What I am really looking for, is to test different models and observe the challenges associated with using neural networks in the specific case of recognizing a face from its features.
Observations could be on:
- accuracy of a model on a trained set, on an untrained set
- influence of the number of hidden layers, number of neurons
- type of activation functions
- overfitting issues
- type of neural networks
- learning rate
- ...
I use OpenCV and a pre-trained model to first detect the face elements of a picture. The training set generated is a json file containing a list of picture paths, containing face frames at specific positions and names. The pre-trained model is imperfect, so sometimes frames rendered are not faces.

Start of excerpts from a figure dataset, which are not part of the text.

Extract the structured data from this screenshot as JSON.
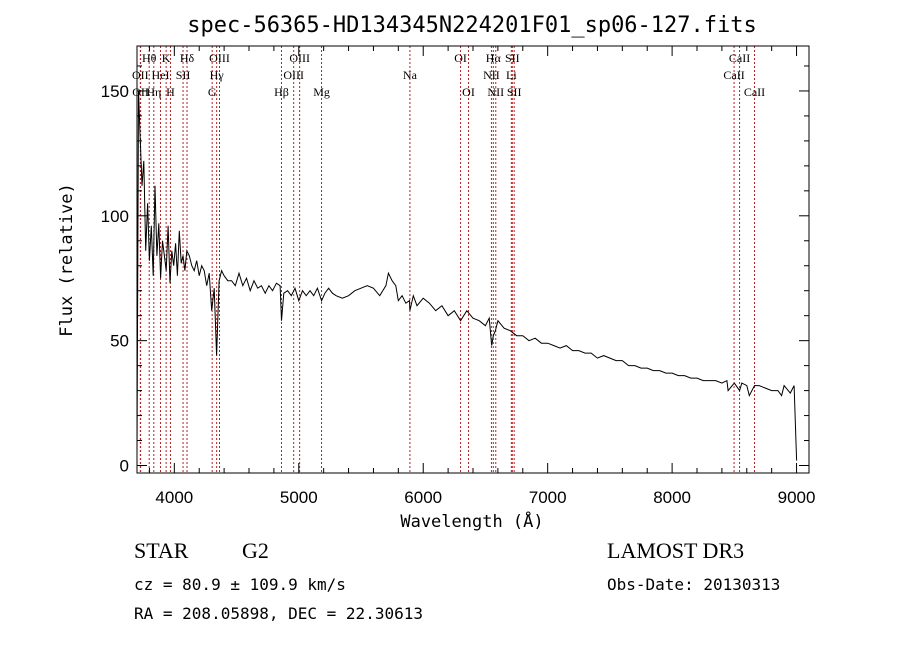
{
  "chart_data": {
    "type": "line",
    "title": "spec-56365-HD134345N224201F01_sp06-127.fits",
    "xlabel": "Wavelength (Å)",
    "ylabel": "Flux (relative)",
    "xlim": [
      3700,
      9100
    ],
    "ylim": [
      -3,
      168
    ],
    "x_ticks": [
      4000,
      5000,
      6000,
      7000,
      8000,
      9000
    ],
    "y_ticks": [
      0,
      50,
      100,
      150
    ],
    "series": [
      {
        "name": "flux",
        "x": [
          3700,
          3712,
          3725,
          3740,
          3755,
          3770,
          3785,
          3800,
          3815,
          3830,
          3845,
          3860,
          3875,
          3890,
          3905,
          3920,
          3935,
          3950,
          3965,
          3980,
          3995,
          4010,
          4025,
          4040,
          4055,
          4070,
          4085,
          4100,
          4120,
          4140,
          4160,
          4180,
          4200,
          4220,
          4240,
          4260,
          4280,
          4300,
          4320,
          4340,
          4360,
          4380,
          4400,
          4430,
          4460,
          4490,
          4520,
          4550,
          4580,
          4610,
          4640,
          4670,
          4700,
          4730,
          4760,
          4790,
          4820,
          4850,
          4861,
          4880,
          4910,
          4940,
          4970,
          5000,
          5030,
          5060,
          5090,
          5120,
          5150,
          5183,
          5210,
          5240,
          5270,
          5300,
          5350,
          5400,
          5450,
          5500,
          5550,
          5600,
          5650,
          5700,
          5720,
          5750,
          5780,
          5800,
          5830,
          5860,
          5890,
          5893,
          5920,
          5950,
          6000,
          6050,
          6100,
          6150,
          6200,
          6250,
          6300,
          6350,
          6400,
          6450,
          6500,
          6530,
          6550,
          6563,
          6580,
          6600,
          6650,
          6700,
          6750,
          6800,
          6850,
          6900,
          6950,
          7000,
          7050,
          7100,
          7150,
          7200,
          7250,
          7300,
          7350,
          7400,
          7450,
          7500,
          7550,
          7600,
          7650,
          7700,
          7750,
          7800,
          7850,
          7900,
          7950,
          8000,
          8050,
          8100,
          8150,
          8200,
          8250,
          8300,
          8350,
          8400,
          8440,
          8450,
          8500,
          8542,
          8560,
          8600,
          8620,
          8662,
          8680,
          8700,
          8750,
          8800,
          8850,
          8880,
          8900,
          8950,
          8980,
          9000
        ],
        "values": [
          5,
          150,
          132,
          112,
          122,
          86,
          105,
          82,
          96,
          76,
          112,
          84,
          97,
          75,
          90,
          84,
          78,
          96,
          73,
          86,
          80,
          89,
          76,
          94,
          81,
          84,
          78,
          86,
          84,
          80,
          78,
          82,
          76,
          80,
          78,
          72,
          77,
          62,
          71,
          44,
          74,
          78,
          76,
          74,
          74,
          72,
          77,
          72,
          75,
          70,
          74,
          71,
          72,
          69,
          72,
          70,
          73,
          72,
          58,
          69,
          70,
          68,
          71,
          66,
          70,
          68,
          70,
          68,
          71,
          66,
          69,
          71,
          69,
          68,
          67,
          68,
          70,
          71,
          72,
          71,
          68,
          72,
          77,
          74,
          72,
          66,
          68,
          65,
          66,
          62,
          68,
          64,
          67,
          65,
          62,
          64,
          60,
          62,
          58,
          62,
          59,
          58,
          56,
          59,
          48,
          52,
          54,
          58,
          55,
          54,
          52,
          52,
          50,
          51,
          49,
          49,
          48,
          47,
          48,
          46,
          46,
          45,
          45,
          43,
          44,
          43,
          42,
          42,
          40,
          40,
          39,
          39,
          38,
          38,
          37,
          37,
          36,
          36,
          35,
          35,
          34,
          34,
          34,
          33,
          34,
          30,
          33,
          30,
          33,
          32,
          28,
          32,
          32,
          32,
          31,
          30,
          30,
          28,
          32,
          29,
          32,
          2
        ]
      }
    ],
    "line_markers": [
      {
        "label": "OII",
        "wavelength": 3727,
        "row": 2
      },
      {
        "label": "OII",
        "wavelength": 3729,
        "row": 3
      },
      {
        "label": "Hθ",
        "wavelength": 3798,
        "row": 1
      },
      {
        "label": "Hη",
        "wavelength": 3835,
        "row": 3
      },
      {
        "label": "HeI",
        "wavelength": 3889,
        "row": 2
      },
      {
        "label": "K",
        "wavelength": 3934,
        "row": 1
      },
      {
        "label": "H",
        "wavelength": 3969,
        "row": 3
      },
      {
        "label": "SII",
        "wavelength": 4070,
        "row": 2
      },
      {
        "label": "Hδ",
        "wavelength": 4102,
        "row": 1
      },
      {
        "label": "G",
        "wavelength": 4304,
        "row": 3
      },
      {
        "label": "Hγ",
        "wavelength": 4340,
        "row": 2
      },
      {
        "label": "OIII",
        "wavelength": 4363,
        "row": 1
      },
      {
        "label": "Hβ",
        "wavelength": 4861,
        "row": 3
      },
      {
        "label": "OIII",
        "wavelength": 4959,
        "row": 2
      },
      {
        "label": "OIII",
        "wavelength": 5007,
        "row": 1
      },
      {
        "label": "Mg",
        "wavelength": 5183,
        "row": 3
      },
      {
        "label": "Na",
        "wavelength": 5893,
        "row": 2
      },
      {
        "label": "OI",
        "wavelength": 6300,
        "row": 1
      },
      {
        "label": "OI",
        "wavelength": 6364,
        "row": 3
      },
      {
        "label": "NII",
        "wavelength": 6548,
        "row": 2
      },
      {
        "label": "Hα",
        "wavelength": 6563,
        "row": 1
      },
      {
        "label": "NII",
        "wavelength": 6583,
        "row": 3
      },
      {
        "label": "Li",
        "wavelength": 6708,
        "row": 2
      },
      {
        "label": "SII",
        "wavelength": 6716,
        "row": 1
      },
      {
        "label": "SII",
        "wavelength": 6731,
        "row": 3
      },
      {
        "label": "CaII",
        "wavelength": 8498,
        "row": 2
      },
      {
        "label": "CaII",
        "wavelength": 8542,
        "row": 1
      },
      {
        "label": "CaII",
        "wavelength": 8662,
        "row": 3
      }
    ]
  },
  "info": {
    "object_class": "STAR",
    "subclass": "G2",
    "survey": "LAMOST DR3",
    "redshift_line": "cz = 80.9 ± 109.9 km/s",
    "obs_date_line": "Obs-Date: 20130313",
    "coords_line": "RA = 208.05898, DEC =  22.30613"
  }
}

This will have to be reflected on the training set.
The inputs have to be consistent, they will be images of the same format representing the faces. So before each input, there will be a transformation of a selected frame (from the json training file) to a common image type. They are generated from the standardization process (cropping, resizing, pixels normalization). The outputs will reflect the names of the persons to be recognized, or if it is an unknown person, or sometimes if it is not even a face.
This is where the model changes and optimization will be tested. I use PyTorch but due to hardware limitations, I am unable to use its CUDA functionalities. So I might have lengthy optimizations depending on what type of model I choose. There are a varieties of possible models to be tested: multilayer perceptron, convoluted neural network, recurrent neural networks... On top of this I will test different optimization parameters.
Based on a picture selected, a forward pass process using a selected model will define each frame and a name associated. The picture will then be displayed accordingly.